Second Seminole War, 1840’s, the Seminoles and their Black Seminole allies fought the US to a standstill. So much so that 500 Black Seminoles, who had recently been at war with the US Government, were actually allowed while still bearing arms, to remove with the Seminoles to Oklahoma.

The pretext was this they were called slaves of the Seminoles.

Things did not go well in the Indian Territory, tribal conflicts between tribes and slave raids on the Black Seminoles by neighboring Creeks who were selling them into actual slavery. 1850’s, the US passed a law forbidding slaves to bear arms, making things worse.

Wildcat and John Horse cut a deal with Mexico; a land grant in Mexico south of Eagle Pass in return for intercepting Indian raids. They did this, in the 1850’s intercepting more Indian raids than did the US Cavalry or Texas Rangers.

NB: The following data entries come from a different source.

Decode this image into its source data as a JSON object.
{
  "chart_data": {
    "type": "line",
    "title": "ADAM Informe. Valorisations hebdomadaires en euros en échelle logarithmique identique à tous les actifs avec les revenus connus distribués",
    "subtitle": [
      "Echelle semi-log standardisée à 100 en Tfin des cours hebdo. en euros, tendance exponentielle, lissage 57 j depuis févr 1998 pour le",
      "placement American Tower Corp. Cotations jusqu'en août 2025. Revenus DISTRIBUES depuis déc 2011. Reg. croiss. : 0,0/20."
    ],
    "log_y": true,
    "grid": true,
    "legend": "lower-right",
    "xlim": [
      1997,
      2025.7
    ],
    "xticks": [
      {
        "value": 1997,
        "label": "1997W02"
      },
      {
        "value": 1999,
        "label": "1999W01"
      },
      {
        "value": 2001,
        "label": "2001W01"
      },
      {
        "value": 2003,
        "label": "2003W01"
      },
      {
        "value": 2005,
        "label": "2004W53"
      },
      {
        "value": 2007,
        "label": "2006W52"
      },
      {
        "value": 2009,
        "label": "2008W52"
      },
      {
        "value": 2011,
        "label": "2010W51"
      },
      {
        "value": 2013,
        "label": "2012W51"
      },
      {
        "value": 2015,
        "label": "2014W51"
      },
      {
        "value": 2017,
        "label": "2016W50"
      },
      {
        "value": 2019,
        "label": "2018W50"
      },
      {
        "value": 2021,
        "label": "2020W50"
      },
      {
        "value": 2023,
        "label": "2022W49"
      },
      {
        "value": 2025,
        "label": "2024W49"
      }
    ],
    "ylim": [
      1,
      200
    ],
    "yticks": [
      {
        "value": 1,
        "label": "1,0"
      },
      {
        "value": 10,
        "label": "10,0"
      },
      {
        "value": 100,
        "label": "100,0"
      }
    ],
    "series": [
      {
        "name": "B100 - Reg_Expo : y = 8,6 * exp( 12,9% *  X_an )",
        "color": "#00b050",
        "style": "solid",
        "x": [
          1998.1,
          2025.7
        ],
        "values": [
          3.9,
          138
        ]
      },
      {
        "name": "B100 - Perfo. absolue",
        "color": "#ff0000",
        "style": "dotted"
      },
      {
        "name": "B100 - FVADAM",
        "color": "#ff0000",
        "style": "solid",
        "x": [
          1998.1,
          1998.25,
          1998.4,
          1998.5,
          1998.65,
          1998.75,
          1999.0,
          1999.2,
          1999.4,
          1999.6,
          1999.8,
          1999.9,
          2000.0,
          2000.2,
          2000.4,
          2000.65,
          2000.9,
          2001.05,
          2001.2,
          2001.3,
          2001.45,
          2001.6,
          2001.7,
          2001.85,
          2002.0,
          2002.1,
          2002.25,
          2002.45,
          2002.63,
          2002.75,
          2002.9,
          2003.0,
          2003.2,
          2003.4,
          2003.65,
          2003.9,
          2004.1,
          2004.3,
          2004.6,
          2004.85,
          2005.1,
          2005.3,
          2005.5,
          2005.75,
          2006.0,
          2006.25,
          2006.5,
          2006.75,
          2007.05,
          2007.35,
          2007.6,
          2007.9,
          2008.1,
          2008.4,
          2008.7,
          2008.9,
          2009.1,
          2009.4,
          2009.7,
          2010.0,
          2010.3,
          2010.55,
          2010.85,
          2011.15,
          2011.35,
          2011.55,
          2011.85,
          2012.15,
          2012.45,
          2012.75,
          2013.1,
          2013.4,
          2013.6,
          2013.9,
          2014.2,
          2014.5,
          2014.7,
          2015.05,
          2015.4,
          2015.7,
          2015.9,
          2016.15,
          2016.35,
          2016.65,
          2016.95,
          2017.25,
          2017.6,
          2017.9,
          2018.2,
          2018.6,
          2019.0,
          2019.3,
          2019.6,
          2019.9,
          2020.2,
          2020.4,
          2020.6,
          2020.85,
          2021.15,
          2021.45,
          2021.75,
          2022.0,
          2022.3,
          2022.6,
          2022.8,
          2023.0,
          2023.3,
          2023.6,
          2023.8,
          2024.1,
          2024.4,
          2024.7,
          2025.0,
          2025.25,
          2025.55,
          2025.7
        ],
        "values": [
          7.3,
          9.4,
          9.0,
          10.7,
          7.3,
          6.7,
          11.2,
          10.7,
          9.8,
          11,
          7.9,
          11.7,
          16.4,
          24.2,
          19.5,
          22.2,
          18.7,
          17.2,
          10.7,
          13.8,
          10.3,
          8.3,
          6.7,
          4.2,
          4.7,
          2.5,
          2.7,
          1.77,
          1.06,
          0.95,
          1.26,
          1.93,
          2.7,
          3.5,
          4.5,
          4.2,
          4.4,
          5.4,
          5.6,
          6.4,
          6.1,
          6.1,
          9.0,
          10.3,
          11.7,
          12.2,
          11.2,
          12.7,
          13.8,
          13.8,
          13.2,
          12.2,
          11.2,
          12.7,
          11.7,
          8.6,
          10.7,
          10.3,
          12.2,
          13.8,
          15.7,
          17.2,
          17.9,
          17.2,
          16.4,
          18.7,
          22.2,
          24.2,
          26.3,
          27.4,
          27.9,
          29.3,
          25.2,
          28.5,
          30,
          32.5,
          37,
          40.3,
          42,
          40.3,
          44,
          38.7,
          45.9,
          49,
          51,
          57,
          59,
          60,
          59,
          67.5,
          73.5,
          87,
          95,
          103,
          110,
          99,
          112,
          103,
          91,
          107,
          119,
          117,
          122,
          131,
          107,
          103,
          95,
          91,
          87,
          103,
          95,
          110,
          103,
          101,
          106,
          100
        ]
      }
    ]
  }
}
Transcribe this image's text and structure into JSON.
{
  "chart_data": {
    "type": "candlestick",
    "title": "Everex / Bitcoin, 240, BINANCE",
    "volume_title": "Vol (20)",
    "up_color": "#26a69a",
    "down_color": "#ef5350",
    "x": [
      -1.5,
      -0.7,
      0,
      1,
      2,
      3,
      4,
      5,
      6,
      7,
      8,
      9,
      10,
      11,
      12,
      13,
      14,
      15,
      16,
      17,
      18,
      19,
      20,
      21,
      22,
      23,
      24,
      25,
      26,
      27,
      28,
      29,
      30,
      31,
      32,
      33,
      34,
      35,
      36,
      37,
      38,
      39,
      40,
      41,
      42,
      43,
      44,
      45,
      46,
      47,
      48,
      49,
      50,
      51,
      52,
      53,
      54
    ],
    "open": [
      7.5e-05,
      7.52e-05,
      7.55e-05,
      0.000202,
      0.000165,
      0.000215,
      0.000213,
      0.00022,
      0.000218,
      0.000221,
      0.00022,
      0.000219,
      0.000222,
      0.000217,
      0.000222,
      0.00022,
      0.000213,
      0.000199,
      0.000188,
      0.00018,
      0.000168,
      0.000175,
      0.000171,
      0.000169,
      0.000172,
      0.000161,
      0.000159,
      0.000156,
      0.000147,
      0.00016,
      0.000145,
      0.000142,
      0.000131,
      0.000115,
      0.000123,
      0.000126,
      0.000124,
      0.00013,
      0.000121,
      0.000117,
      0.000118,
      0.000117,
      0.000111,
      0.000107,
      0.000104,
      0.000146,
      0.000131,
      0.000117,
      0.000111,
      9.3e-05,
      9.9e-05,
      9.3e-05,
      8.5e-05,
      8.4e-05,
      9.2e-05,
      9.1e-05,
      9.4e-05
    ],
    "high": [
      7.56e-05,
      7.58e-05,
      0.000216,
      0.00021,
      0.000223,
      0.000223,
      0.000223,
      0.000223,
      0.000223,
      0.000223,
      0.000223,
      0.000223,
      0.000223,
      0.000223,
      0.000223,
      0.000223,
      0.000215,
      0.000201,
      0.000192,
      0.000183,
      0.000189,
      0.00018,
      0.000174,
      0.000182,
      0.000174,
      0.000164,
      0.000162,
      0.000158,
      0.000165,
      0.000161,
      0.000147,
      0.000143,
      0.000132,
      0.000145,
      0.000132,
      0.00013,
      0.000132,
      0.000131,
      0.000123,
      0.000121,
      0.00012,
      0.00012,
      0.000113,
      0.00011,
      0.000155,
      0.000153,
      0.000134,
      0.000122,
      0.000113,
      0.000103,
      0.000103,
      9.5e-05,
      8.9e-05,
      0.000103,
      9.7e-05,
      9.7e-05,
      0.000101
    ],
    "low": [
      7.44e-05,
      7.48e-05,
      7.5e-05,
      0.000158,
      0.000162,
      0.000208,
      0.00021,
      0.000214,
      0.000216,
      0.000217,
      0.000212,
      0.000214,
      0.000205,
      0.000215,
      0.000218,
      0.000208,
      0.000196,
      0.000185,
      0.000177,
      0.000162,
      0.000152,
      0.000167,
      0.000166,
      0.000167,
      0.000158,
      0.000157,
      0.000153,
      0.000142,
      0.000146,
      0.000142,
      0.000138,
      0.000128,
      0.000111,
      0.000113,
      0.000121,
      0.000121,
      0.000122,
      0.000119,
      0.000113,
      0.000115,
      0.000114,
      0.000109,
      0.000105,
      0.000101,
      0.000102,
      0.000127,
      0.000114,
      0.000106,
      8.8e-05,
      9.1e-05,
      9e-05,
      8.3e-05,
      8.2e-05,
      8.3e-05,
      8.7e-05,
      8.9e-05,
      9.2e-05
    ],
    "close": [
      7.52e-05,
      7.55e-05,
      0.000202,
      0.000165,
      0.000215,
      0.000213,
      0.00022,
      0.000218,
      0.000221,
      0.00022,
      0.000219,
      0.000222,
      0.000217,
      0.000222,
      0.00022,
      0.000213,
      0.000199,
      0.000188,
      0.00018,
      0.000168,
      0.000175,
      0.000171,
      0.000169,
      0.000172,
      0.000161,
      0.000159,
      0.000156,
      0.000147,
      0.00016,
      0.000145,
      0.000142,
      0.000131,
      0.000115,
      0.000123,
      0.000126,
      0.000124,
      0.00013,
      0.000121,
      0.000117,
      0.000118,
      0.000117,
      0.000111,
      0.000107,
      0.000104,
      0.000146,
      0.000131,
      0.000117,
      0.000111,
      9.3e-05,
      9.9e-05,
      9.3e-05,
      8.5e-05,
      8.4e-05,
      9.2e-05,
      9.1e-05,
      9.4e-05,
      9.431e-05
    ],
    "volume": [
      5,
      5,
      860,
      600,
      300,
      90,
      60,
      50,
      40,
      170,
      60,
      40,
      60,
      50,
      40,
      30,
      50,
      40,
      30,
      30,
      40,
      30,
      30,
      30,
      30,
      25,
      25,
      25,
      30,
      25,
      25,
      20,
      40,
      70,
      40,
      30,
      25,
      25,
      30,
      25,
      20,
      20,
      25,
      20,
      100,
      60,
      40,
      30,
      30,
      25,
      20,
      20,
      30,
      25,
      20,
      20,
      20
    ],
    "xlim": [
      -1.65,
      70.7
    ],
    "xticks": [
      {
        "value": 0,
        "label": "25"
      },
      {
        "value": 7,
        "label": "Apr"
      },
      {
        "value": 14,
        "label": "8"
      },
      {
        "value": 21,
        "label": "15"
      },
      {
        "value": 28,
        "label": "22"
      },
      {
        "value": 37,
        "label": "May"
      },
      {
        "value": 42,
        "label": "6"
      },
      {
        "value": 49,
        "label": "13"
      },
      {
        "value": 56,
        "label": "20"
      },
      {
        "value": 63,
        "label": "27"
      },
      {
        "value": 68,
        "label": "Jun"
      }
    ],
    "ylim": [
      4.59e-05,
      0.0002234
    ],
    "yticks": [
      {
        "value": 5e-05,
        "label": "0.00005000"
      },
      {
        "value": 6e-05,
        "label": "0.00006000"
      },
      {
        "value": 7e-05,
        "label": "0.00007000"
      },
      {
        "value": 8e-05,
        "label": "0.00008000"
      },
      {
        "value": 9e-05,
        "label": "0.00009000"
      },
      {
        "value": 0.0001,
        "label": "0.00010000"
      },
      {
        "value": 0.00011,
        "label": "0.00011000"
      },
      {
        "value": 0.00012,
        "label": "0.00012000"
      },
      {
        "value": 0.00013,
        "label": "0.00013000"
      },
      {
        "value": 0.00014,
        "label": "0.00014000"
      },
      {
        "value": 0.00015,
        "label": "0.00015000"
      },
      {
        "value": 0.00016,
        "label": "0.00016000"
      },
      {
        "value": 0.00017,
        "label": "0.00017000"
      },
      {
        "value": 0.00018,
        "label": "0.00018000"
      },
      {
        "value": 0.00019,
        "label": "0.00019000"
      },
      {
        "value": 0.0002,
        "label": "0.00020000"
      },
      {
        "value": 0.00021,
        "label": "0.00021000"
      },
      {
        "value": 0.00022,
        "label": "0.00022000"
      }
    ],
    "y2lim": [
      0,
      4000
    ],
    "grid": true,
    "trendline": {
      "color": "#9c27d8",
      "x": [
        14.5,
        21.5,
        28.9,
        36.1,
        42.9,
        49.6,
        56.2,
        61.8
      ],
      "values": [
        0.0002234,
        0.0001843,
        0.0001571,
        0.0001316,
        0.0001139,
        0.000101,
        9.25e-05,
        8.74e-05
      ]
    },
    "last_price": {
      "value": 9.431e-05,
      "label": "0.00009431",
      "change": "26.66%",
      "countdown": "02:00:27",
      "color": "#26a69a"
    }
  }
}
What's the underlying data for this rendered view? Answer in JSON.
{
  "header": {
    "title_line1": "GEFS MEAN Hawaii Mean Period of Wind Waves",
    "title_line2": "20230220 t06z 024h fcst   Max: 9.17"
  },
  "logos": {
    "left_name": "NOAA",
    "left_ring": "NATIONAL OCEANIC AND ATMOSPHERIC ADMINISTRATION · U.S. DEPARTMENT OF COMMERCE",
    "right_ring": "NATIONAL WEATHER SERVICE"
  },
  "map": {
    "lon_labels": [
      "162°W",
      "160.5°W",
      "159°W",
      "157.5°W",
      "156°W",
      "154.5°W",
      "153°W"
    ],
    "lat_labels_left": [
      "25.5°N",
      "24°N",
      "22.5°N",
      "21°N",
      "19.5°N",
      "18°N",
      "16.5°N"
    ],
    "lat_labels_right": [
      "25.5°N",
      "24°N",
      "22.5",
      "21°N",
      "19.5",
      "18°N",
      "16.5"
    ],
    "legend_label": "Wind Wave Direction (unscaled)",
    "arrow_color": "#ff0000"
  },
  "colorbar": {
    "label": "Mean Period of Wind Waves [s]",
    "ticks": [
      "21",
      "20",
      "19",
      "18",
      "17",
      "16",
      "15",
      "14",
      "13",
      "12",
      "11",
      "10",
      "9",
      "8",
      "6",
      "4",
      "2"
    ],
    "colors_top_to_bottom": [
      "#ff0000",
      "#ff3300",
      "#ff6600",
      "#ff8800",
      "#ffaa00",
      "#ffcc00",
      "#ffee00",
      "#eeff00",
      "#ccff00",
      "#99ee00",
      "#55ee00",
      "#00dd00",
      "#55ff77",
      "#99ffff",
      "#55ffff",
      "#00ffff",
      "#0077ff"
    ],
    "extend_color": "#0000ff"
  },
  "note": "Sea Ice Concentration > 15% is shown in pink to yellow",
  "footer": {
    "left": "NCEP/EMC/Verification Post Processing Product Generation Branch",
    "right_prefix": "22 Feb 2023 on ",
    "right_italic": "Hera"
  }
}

1857 Wildcat died of smallpox, most of the Seminoles subsequently returned to the US, the Black Seminoles remained in Mexico.

Twenty years later the US Army is sucking wind for Indian Scouts in Texas, Texas having chased out most all their Indians.

So they contract out to the Black Seminoles, a bunch of whom, including their aging leader John Horse, move up from Mexico and settle around Fort Clark.

Four Medal of Honor winners buried in that little “Seminole Indian Scout Cemetery”, highest per capita rate in the world.